REMINDER: ALEKS WEEKLY TOPIC GOAL DUE BY 11:59 PM CST EVERY SUNDAY NIGHT!
ALEKS (Assessment and Learning in Knowledge Spaces) is a web-based, artificially intelligent assessment and learning system for grades 3–12. ALEKS uses adaptive questioning to quickly and accurately determine exactly what topics a student knows and doesn’t know in a course. ALEKS then instructs each student on the topics they are most ready to learn.
ALEKS is purposefully designed to help educators:
Identify instructional gaps.
Personalize learning paths
Track the progress of student learning and mastery
As a student works through a course, ALEKS periodically reassesses the student’s knowledge to ensure that topics learned are also retained. It’s an approach that has proven to create math confidence and measurable success for over 20 years.
ALEKS courses align with state and national standards, making it a perfect complement to any classroom environment. The proven technology of ALEKS can integrate with any system, anywhere, on any device.
To date, ALEKS has helped more than 20 million students at thousands of K–12 schools, colleges, and universities throughout the world.

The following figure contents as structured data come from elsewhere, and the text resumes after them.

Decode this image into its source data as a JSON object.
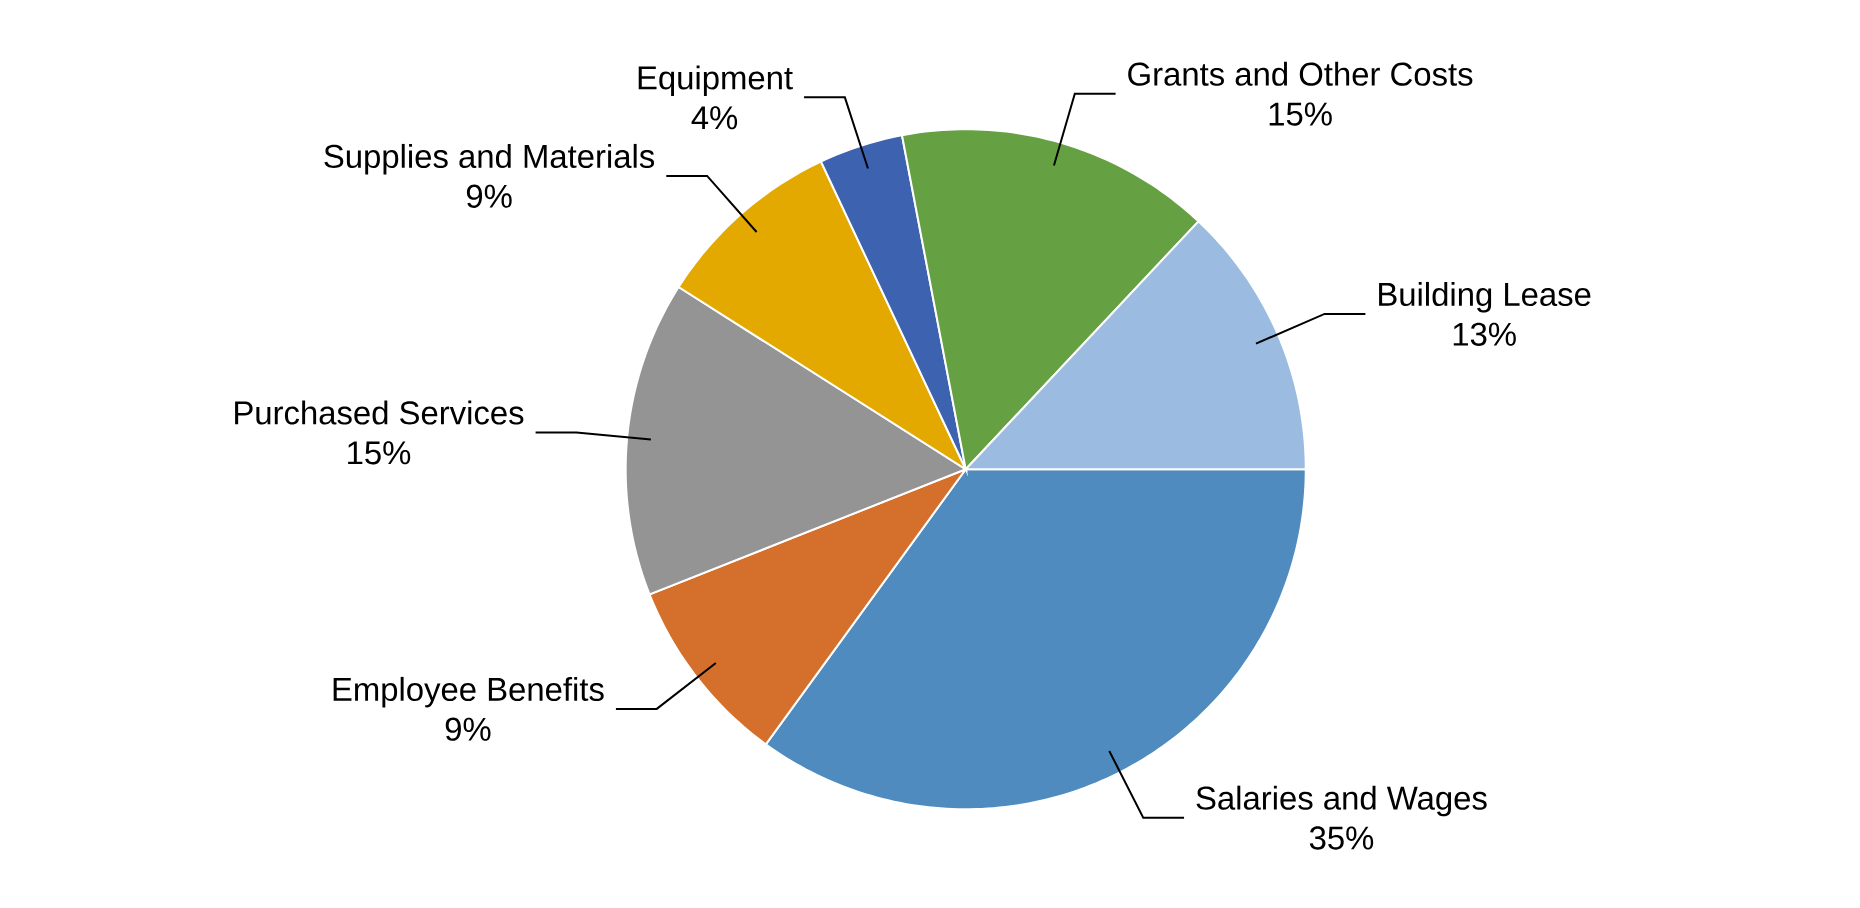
{
  "chart_data": {
    "type": "pie",
    "categories": [
      "Salaries and Wages",
      "Employee Benefits",
      "Purchased Services",
      "Supplies and Materials",
      "Equipment",
      "Grants and Other Costs",
      "Building Lease"
    ],
    "values": [
      35,
      9,
      15,
      9,
      4,
      15,
      13
    ],
    "value_labels": [
      "35%",
      "9%",
      "15%",
      "9%",
      "4%",
      "15%",
      "13%"
    ],
    "colors": [
      "#4f8bbf",
      "#d4702c",
      "#949494",
      "#e3a900",
      "#3d63b0",
      "#65a042",
      "#9bbbe0"
    ]
  }
}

The mathematics department staff at South Newton Middle School felt very strongly that ALL students needed a tool to help reinforce skills, eliminate misconceptions, and fill gaps of learning loss. After carefully reviewing many programs and our own processes and values, we came to the conclusion that the ALEKS program by McGraw Hill was the right tool for the job and the best possible resource for our students. ALEKS is used extensively in our classrooms whether it be assigned as a warm-up for students to complete when they come into the room to the ability to assign students homework, quizzes, and tests through the online and adaptive platform where no two students receive the same questions and every aspect of the program is tailored to each individual student. At SNMS, we believe strongly that all people are math people and we strive each day to ensure that our students have the best opportunities to demonstrate their understanding, interact, and maninpulate with the math to promote lifelong learners and problem-solvers.